StandardScaler with default arguments from sklearn.prepreprocessing (all other transformers from sklearn.preprocessing and sklearn.feature_selection are also attributes of elm.pipeline.steps and could be used here)
PCA with elm.pipeline.steps.Transform to wrap scikit-learn transformers to allow multiple calls to partial_fit within a single fitting task of the final estimator - steps.Transform is initialized with:
- A scikit-learn transformer as an argument
- partial_fit_batches as a keyword, defaulting to 1. Note: using partial_fit_batches != 1 requires a transformer with a partial_fit method
Finally MiniBatchKMeans

Multi-Model / Multi-Sample Fitting¶

There are two multi-model approaches to fitting that can be used with a Pipeline: fit_ensemble or fit_ea. The examples above with a data source to a Pipeline and the transformation steps within one Pipeline instance work similarly in fit_ensemble and fit_ea.

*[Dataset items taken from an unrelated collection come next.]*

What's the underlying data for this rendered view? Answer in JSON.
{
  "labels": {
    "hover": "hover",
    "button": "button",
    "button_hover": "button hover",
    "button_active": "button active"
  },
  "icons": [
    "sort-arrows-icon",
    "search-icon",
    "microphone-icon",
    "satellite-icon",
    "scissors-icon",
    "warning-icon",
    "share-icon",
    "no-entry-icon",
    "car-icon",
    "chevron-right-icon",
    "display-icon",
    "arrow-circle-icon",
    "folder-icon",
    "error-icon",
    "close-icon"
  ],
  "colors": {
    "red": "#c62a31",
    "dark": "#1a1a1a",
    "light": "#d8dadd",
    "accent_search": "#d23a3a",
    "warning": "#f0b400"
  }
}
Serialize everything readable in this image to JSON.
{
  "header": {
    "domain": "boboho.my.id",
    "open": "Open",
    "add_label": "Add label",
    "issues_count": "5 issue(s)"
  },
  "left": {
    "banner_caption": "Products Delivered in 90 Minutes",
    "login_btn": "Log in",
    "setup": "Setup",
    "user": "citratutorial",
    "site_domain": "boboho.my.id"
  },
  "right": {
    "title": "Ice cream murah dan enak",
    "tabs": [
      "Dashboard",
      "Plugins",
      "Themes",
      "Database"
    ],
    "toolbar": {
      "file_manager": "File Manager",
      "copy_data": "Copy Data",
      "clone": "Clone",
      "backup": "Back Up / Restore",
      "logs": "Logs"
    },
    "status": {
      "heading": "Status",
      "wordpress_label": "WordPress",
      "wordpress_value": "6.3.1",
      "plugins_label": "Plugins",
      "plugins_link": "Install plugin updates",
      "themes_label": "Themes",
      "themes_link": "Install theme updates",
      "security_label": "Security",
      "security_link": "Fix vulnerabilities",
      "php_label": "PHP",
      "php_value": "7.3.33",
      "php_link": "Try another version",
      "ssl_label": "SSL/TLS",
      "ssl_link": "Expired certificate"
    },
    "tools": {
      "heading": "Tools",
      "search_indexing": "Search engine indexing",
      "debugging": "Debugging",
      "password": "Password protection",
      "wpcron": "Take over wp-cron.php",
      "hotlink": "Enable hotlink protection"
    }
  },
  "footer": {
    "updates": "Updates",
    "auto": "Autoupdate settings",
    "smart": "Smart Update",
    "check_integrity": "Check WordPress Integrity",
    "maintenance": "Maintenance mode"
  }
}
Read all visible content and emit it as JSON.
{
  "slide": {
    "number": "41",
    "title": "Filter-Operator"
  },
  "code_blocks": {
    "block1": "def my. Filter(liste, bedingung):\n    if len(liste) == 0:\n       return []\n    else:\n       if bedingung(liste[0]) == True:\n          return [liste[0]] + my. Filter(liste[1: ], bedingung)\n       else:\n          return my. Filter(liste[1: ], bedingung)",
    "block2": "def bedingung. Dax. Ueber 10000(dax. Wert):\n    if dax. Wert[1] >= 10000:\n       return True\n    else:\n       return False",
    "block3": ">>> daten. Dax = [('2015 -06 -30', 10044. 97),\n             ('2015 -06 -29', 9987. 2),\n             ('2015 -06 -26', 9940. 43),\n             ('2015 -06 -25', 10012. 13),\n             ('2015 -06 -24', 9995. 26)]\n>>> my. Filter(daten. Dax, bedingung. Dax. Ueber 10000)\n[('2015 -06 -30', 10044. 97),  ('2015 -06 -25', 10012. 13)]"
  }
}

Other similarities between fit_ea and fit_ensemble include the following common keyword arguments:

scoring a callable with a signature like elm.model_selection.kmeans.kmeans_aic (See API docs ) or a string like f_classif attribute name from sklearn.metrics
scoring_kwargs kwargs passed to the scoring callable if needed
saved_ensemble_size an integer indicating how many Pipeline estimators to retain in the final ensemble

Read more on controlling ensemble or evolutionary algorithm approaches to fitting:

Multi-Model / Multi-Sample Prediction¶

After fit_ensemble or fit_ea has been called on a Pipeline instance, the instance will have the attribute ensemble a list of (tag, pipeline) tuples which are the final Pipeline instances selected by either of the fitting functions (see also saved_ensemble_size - See Controlling Ensemble Initialization). With a fitted Pipeline instance, predict_many can be called on the instance to predict from every ensemble member (Pipeline instance) on a single X sample or from every ensemble member and every sample if sampler and args_list are given in place of X.